In an attempt to retain Wipro and Infosys in West Bengal, the state government on Thursday offered 45 acres each to the two IT giants for setting up their units.

"We are ready to give 45 acre each to Wipro and Infosys. They can construct new units at Rajarhat," Chief Minister Buddhadeb Bhattacharjee told a press conference at the CPI(M) headquarters in Kolkata.

"The two IT firms will be contacted by tomorrow (Friday)," Bhattacharjee said, 10 days after scrapping of the IT township project at Rajarhat following an alleged land scam.

Asked whether the two companies would accept the offer, the chief minister said, "Definitely. There have been preliminary talks with them."

"This is the only alternative for us to bring the two IT majors in our state," he said, adding that the two companies could together create 16,000 job opportunities in two to three years.
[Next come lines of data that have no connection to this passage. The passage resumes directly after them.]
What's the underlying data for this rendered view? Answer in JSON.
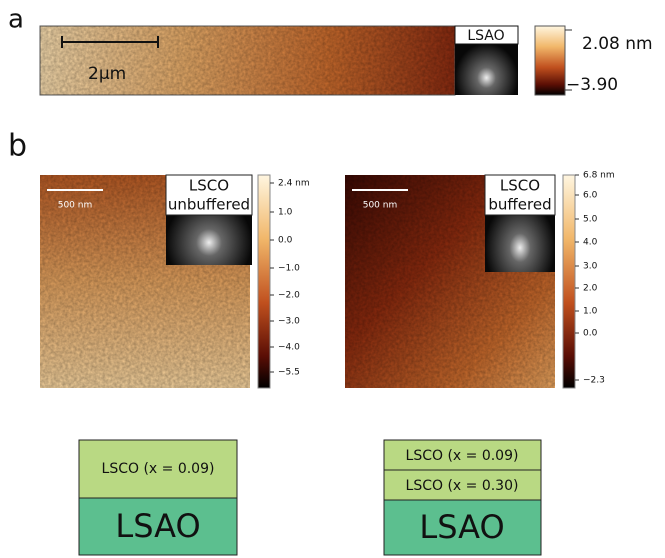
{
  "panel_a": {
    "label": "a",
    "scale_bar": "2μm",
    "inset_label": "LSAO",
    "colorbar_max": "2.08 nm",
    "colorbar_min": "−3.90"
  },
  "panel_b": {
    "label": "b",
    "left": {
      "scale_bar": "500 nm",
      "inset_label": [
        "LSCO",
        "unbuffered"
      ],
      "colorbar_ticks": [
        "2.4 nm",
        "1.0",
        "0.0",
        "−1.0",
        "−2.0",
        "−3.0",
        "−4.0",
        "−5.5"
      ]
    },
    "right": {
      "scale_bar": "500 nm",
      "inset_label": [
        "LSCO",
        "buffered"
      ],
      "colorbar_ticks": [
        "6.8 nm",
        "6.0",
        "5.0",
        "4.0",
        "3.0",
        "2.0",
        "1.0",
        "0.0",
        "−2.3"
      ]
    }
  },
  "stacks": {
    "left": {
      "layers": [
        "LSCO (x = 0.09)"
      ],
      "substrate": "LSAO"
    },
    "right": {
      "layers": [
        "LSCO (x = 0.09)",
        "LSCO (x = 0.30)"
      ],
      "substrate": "LSAO"
    }
  }
}
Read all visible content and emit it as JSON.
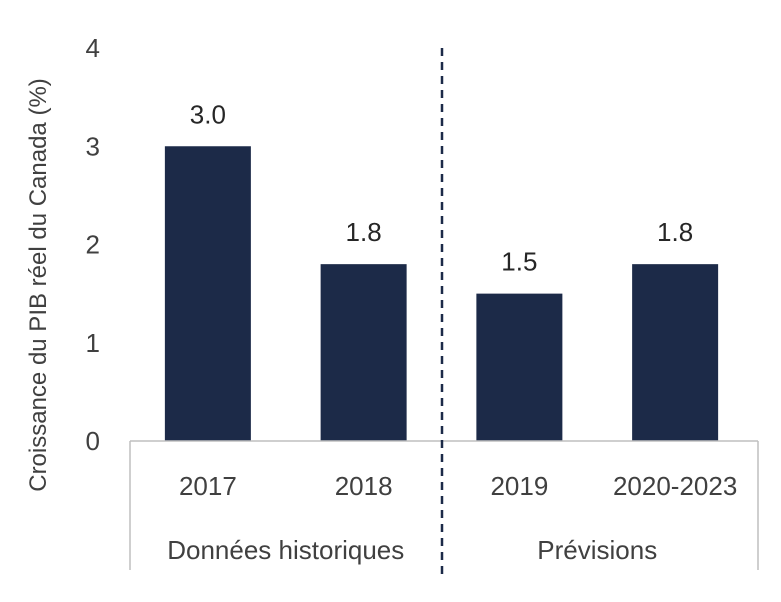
{
  "chart_data": {
    "type": "bar",
    "categories": [
      "2017",
      "2018",
      "2019",
      "2020-2023"
    ],
    "values": [
      3.0,
      1.8,
      1.5,
      1.8
    ],
    "data_labels": [
      "3.0",
      "1.8",
      "1.5",
      "1.8"
    ],
    "groups": [
      {
        "label": "Données historiques",
        "categories": [
          "2017",
          "2018"
        ]
      },
      {
        "label": "Prévisions",
        "categories": [
          "2019",
          "2020-2023"
        ]
      }
    ],
    "ylabel": "Croissance du PIB réel du Canada (%)",
    "ylim": [
      0,
      4
    ],
    "yticks": [
      "0",
      "1",
      "2",
      "3",
      "4"
    ],
    "bar_color": "#1c2a48",
    "divider_style": "dashed",
    "grid": false,
    "legend": "none"
  }
}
Bengal offers 45 acres each to Infy, Wipro

Image: Wipro chairman Azim Premji.
Photographs: Reuters

On whether the land being offered was leased, the Left leader said, "All land is leased land."

Bhattacharjee said the two companies could take possession of the land at Rajarhat which has all the required infrastructure.

The land price, he said, would be determined after discussing it with the IT majors.

On the scrapped IT township project, he said the government had identified plots near the Vedic Village resort at Rajarhat.

"We had negotiated with a company that they will take over land and we will buy it from them. But something unfortunate happened. Criminal groups and muscle men operated there and we thought it was not morally correct to take such land," the chief minister said.

On Wednesday, the chief minister, while addressing meeting of the ruling Left Front in Kolkata, had said: "The government wants to see that the two companies did business in the state."

Earlier on Wedneseday, Left Front chairman Biman Bose had told reporters that the state government had not rejected the proposals of Wipro and Infosys for setting up units near the metropolis.

Bhattacharjee told the meeting that the government had only scrapped the IT park which was to come up near the controversial Vedic Village resort, Bose said.

In April 2008, the state government had inked two MoUs -- one each with Infosys and Wipro -- for setting up IT facilities, for which they had sought 90 acre each.

While for Infosys it would have been the first project, Wipro was planning a second one. A company had been floated for setting up an IT park near Vedic Village which now stood scrapped.

Bengal offers 45 acres each to Infy, Wipro

Image: The Infosys campus in Mysore

IT industry body Nasscom had suggested that the government could offer land from the Rajarhat township in neighbouring North 24 Parganas reducing focus on real estate.

"The government has enough land. It has land in Rajarhat township, but it is meant for real estate. The government has to choose whether it wants employment by offering land to IT companies or just make buildings," Nasscom Eastern Regional Council chairman V V R Babu had told reporters.

IT companies require large space for training and for infrastructural facilities, Nasscom president Som Mittal had said.

Reacting to the Left Front chairman's statement, the state unit of Congress said, "Biman Bose is the head of the Left Front and state CPI(M) and not the government. We want a statement publicly from the chief minister without further delay."

"Congress is not bothered what Buddhadeb Bhattacharjee tells the Left Front and his party," WBPCC vice president Manas Bhuniya said.

Bhuniya claimed Minister for Housing Gautam Deb, Minister for Information Technology Debesh Das and Land and Land Reforms Minister Rezzak Mollah were 'issuing contradictory statements, responsible for the chaos in the IT sector'.

The Congress, he said, wanted that the state government ensure that these two companies stayed on in West Bengal in the interest of future generations.

Meanwhile, the West Bengal Youth Congress has begun a mass signature campaign demanding CBI enquiry into the Vedic Village episode and to press for keeping Infosys and Wipro in West Bengal.

"We are aiming to collect 1 crore (10 million) signatures from across the state and submit it to Governor Gopal Krishna Gandhi," WBYC president Amitava Chakraborty said.